Proving (x^3)=2 using least upper bound

[psb01080]

Okay, my homework is "Prove that there exists a positive real number x such that (x^3)=2."
and I have no clue how I can solve it. sigh.

Is there anyone who can me to solve it using least upper bound property??

Thank you !

 

[Alpha&Omega]

Define f(x) such thatf(x)=x^3-2.

f(x) is continuous because it is a polynomial (you can prove this if you like).

f(1)=1-2=-1<0
f(2)=8-2=6>0

By the Intermediate value Theorem, \exists \ x_0 \in \mathbb{R} \ s.t \ f(x_0)=0.

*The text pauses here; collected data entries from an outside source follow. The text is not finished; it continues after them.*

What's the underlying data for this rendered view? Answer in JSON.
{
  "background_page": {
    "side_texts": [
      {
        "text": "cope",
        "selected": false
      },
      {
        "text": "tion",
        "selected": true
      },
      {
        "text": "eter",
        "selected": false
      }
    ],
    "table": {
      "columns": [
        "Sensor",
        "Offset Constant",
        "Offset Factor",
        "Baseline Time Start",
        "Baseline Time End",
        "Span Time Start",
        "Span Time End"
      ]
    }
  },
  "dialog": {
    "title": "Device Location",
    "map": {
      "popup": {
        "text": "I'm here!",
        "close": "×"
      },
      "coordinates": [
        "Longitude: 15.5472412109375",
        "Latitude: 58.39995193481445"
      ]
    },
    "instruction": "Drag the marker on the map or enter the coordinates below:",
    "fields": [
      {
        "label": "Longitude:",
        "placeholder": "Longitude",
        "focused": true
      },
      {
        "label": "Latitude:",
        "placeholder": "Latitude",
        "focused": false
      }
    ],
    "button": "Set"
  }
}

Hence x_0^3-2=0 so x_0^3=2.

 

[HallsofIvy]

Another way: Let A= { x| x³< 2}. That set has 2 as an upper bound: 2³= 8> 2 and if x> 2, x³> 2³> 2. By the LUB property this set has a LUB, say, a. 1.4³= 2.744 and 1.45³= 3.05 so a is between 1.4 and 1.45. If a²< 2, let d= 2- a³ (so d< 2-1.4= 0.6) and look at a+d/5. (a+ d/5)³= a³+ 3(d/5)a²+ 3(d²/25)a+ d³/125= a³+ d((3/5)a²+ (3/25)da+ d²). Use the bounds on a and d to show that ((3/5)a²+ (3/25)da+ d²)< 1. That tells you that a³ cannot be less than 2. Similarly, assume a³> 2 and show that that leads to a contradiction.